Denzil Washington’s new flick American Gangster is great. He plays Frank Lucas, the founder of a massive drugs empire in ’70s New York by importing direct from Vietnam through bent military officers and, thereby, supplying a cheaper but purer product than his competitors. Russell Crowe playes the enlightened detective who proves his eventual nemesis. It is based on a true story. By the time he went to prison in the 80s, Frank Lucas was worth $250 million.
The film has four political (broadly construing that word) points:
1. While the devestation Frank Lucas caused to the lives of 100s or 1000s is made plain, it was only possible because of the co-operation of corruptable military and police officers.
A reminder that we cannot beat crime in society, if we fail to purge crime or misbehaviour within the institutions of the state.

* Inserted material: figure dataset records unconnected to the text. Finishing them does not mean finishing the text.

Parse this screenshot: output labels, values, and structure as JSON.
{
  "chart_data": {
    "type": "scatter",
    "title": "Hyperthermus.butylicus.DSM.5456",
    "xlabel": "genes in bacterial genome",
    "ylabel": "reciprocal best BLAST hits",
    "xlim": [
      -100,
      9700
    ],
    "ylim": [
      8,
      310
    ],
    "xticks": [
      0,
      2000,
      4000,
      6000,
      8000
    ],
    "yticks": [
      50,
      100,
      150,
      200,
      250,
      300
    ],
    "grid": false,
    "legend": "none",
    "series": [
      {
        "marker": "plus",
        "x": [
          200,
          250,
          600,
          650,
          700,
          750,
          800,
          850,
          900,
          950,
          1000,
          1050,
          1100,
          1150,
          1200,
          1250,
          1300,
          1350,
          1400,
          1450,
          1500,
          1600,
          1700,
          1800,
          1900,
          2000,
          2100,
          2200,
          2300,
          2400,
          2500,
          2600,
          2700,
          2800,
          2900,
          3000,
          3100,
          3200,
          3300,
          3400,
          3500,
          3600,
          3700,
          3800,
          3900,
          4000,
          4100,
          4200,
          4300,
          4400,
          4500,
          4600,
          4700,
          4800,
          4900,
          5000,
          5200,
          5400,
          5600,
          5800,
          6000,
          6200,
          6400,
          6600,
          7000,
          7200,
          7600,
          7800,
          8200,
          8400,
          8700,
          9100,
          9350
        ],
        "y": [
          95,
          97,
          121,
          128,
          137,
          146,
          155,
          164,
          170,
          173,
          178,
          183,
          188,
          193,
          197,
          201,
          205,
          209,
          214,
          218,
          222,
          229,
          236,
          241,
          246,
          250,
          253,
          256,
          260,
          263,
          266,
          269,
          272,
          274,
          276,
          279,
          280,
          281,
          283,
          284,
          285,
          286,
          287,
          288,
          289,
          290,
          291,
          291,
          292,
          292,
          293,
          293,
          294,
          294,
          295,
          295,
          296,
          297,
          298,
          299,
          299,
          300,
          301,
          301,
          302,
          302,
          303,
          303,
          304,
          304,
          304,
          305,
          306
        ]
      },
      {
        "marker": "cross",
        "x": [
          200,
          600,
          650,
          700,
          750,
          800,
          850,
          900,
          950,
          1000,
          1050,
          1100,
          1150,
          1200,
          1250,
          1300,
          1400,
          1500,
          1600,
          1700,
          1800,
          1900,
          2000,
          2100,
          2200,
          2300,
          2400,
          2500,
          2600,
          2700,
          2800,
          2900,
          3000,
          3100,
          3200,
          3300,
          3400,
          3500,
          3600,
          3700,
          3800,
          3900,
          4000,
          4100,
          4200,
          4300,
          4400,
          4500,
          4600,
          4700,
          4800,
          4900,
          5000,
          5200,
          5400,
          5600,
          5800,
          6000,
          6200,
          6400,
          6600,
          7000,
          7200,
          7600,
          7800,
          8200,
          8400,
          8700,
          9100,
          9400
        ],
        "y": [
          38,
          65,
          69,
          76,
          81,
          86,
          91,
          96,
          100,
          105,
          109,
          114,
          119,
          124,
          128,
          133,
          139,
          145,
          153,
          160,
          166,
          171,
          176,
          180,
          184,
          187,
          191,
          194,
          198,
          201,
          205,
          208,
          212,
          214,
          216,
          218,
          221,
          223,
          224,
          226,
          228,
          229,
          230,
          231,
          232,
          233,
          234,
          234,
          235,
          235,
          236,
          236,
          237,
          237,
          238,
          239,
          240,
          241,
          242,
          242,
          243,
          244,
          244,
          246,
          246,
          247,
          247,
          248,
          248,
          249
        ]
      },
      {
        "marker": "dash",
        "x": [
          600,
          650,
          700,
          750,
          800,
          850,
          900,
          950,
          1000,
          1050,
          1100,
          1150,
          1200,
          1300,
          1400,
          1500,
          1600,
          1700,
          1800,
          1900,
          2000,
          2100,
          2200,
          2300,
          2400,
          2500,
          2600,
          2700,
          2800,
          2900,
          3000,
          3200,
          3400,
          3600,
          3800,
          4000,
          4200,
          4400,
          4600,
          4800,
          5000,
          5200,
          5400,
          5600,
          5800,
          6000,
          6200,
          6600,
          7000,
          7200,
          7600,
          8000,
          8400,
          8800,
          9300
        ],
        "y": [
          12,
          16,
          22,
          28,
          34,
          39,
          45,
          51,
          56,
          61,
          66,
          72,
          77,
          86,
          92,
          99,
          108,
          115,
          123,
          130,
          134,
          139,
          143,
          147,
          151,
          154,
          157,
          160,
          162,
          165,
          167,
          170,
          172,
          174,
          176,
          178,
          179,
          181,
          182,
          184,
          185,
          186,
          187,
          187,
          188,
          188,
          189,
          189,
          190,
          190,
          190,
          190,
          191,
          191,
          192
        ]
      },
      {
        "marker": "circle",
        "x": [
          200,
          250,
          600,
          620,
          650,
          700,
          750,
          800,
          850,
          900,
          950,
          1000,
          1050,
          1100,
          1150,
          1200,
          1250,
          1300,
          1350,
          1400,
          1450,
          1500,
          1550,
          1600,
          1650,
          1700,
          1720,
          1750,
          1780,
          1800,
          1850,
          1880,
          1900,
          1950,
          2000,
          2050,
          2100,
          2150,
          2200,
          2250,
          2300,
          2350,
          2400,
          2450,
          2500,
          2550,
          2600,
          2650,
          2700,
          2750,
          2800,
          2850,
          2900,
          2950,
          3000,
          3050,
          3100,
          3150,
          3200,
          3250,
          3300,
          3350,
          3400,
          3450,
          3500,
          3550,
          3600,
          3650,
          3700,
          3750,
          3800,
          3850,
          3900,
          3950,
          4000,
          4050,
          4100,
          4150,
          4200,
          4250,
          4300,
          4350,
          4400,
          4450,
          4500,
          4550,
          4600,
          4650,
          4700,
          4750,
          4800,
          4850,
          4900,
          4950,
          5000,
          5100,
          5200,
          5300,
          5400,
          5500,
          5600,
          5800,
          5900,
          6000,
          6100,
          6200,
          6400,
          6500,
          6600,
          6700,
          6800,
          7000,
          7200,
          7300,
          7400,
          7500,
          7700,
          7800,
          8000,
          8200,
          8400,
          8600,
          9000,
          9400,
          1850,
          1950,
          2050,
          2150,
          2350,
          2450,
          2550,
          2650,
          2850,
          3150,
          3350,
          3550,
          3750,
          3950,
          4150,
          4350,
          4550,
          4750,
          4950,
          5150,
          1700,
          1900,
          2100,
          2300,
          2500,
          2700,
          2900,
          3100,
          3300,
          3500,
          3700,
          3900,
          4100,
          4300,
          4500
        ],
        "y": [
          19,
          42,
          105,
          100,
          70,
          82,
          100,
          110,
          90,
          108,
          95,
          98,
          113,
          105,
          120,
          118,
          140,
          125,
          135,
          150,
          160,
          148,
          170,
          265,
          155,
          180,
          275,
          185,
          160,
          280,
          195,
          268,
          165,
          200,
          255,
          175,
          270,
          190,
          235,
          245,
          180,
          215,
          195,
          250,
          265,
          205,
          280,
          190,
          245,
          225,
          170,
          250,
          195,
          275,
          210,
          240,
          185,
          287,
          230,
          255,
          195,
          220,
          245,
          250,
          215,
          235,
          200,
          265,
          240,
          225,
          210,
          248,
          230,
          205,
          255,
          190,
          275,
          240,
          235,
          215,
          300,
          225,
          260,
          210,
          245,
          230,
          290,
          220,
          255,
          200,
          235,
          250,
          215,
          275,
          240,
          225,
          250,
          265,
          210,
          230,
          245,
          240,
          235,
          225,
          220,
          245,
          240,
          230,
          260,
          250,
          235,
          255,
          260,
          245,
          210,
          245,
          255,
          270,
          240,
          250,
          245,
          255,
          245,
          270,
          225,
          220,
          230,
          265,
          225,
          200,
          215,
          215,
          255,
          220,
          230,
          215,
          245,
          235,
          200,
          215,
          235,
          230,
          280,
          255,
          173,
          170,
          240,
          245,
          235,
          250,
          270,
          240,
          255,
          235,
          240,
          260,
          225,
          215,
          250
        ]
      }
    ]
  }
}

2. Towards the end of the film, Crowe suggests to Washington that the reason the state and traditional Italian gangsters are pleased to see him go down is that as a black gangster he is a threatening symbol of racial progress. Washington dismisses this as garbage. Is race imposed too often as an explanatory theory?
3. Washington’s character is portrayed as an incredibly strategic thinker, highly empathic, and determined. He could have been a success in a legal business (or in politics) but the suggestion is that because of the world he fell into as a young age this never occured to him. No doubt it’s harder to seriously consider a particular career path unless people around you can give you the information you need to seriously consider it.
As Jo Grimond said, we want people to be free to make their own choices, but as a country we can in fact do things that help people make the right choices. That is not to do the socialist thing of making choices for people. But is not to do the conservative thing of expecting choice to operate properly without pushing back the dark jungle of ignorance or watering the barren deserts of poverty in which people are born.
4. The gangsters in the film protect themselves not only by bribing agents of the state but buying popular support by distribuiting a share of their profits to “the community”. That’s the tactic of the tyrannies everywhere: profit for the regime extracted from one group of people while buying off the complicity of others, i.e. screwing over a minority but keeping enough of a majority onside to get away with it.
It’s why governments need opponents who will appeal not just to the aggrieved minority but to the better angels of the nature of the other people, people who will give the nation a conscience and we need constitutional safeguards to ensure that rule by the majority cannot become mistreatment of one section or class.
Films like this, which deal with the effect people can have on vast numbers of others and the interaction between citizens and state are really more political than explicitly political films about politicians. “And why not?” as Barry Norman used to say.
Sincere thanks to the reader of this blog who suggested seeing American Gangster after we couldn’t get into Beowulf- it was a very good suggestion!